John Dixon is a former judge at the Supreme Court of Victoria, who had a legal career spanning 50 years.

==Early life and education==
John Dixon is a graduate of the law school at the University of Queensland and completed his Master of Laws at University of Melbourne.

==Career==
===Lawyer===
From 1977 Dixon practised as a lawyer, spending 27 years of his practice in criminal and commercial law. As a barrister, he worked in many jurisdictions in commercial law. He specialised in investment law and professional negligence. He also practised as a mediator and was a certified arbitrator.

===Judge===
He was appointed to the Supreme Court of Victoria in the Trials Division on 14 September 2014.

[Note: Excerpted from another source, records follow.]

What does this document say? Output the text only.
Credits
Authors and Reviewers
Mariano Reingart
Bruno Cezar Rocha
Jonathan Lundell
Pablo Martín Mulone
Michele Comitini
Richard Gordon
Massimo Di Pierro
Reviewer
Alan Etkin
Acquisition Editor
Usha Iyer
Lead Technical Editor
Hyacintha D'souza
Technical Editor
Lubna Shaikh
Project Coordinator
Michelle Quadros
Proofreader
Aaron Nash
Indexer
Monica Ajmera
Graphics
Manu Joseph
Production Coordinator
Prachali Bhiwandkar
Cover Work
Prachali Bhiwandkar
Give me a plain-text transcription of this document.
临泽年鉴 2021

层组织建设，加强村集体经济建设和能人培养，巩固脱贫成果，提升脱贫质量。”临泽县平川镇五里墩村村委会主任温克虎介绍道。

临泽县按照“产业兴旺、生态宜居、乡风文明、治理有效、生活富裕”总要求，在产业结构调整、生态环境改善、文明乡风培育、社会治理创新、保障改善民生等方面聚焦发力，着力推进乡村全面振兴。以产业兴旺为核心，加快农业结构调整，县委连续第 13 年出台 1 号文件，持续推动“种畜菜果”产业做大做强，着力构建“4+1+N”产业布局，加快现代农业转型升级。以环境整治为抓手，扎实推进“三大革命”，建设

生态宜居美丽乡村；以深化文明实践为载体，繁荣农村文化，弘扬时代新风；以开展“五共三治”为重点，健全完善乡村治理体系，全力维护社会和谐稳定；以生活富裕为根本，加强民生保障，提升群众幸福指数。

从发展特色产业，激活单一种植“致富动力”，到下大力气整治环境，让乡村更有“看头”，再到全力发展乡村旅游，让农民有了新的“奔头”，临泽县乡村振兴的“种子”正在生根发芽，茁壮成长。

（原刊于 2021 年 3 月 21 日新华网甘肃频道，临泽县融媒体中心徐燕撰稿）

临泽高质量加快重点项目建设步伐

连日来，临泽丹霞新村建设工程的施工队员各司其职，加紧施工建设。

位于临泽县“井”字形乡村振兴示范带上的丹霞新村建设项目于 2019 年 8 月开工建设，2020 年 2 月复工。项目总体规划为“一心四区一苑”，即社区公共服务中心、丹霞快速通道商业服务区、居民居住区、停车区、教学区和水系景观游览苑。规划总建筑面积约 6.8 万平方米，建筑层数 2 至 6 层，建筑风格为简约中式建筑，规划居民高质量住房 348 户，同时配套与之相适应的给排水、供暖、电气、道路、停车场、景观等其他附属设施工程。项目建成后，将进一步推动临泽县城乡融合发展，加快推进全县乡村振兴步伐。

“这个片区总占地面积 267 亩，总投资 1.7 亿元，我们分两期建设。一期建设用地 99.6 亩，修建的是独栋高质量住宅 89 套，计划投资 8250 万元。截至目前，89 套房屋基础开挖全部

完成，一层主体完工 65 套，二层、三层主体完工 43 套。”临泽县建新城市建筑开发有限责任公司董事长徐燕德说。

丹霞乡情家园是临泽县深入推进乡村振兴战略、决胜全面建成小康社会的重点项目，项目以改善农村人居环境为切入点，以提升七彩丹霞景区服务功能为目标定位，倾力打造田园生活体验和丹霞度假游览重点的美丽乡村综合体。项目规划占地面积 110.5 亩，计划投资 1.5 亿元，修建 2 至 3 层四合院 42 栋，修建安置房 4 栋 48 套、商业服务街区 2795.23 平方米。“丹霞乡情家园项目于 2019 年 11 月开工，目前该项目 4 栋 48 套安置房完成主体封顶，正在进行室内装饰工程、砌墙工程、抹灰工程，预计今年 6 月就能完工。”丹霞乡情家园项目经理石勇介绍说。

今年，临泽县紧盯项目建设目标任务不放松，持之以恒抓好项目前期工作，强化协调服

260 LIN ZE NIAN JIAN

During his tenure as judge, he presided over some complex class actions, including by victims of the Black Saturday bushfires in 2009, another which challenged legal fees charged by lawyers, and the Rebel Wilson defamation case against Bauer Media in 2018.

==Other roles==
Dixon was a Fellow of the Australian Institute for Commercial Arbitration. He also occupied positions on a number of bodies, including:
- Treasurer and executive member of the Commercial Bar Association (Commbar)
- Chairman of the Corporations and Securities Law Section of CommBar
- Vice-President of the Australian Institute for Commercial Arbitration
- Member of the Pro Bono Committee of the Victorian Bar Council

==Retirement==
Dixon retired in September 2023. In his farewell ceremony, which was live-streamed on 27 September, Dixon called for the recognition of Indigenous Australians in the Constitution, ahead of the 2023 Australian Indigenous Voice referendum.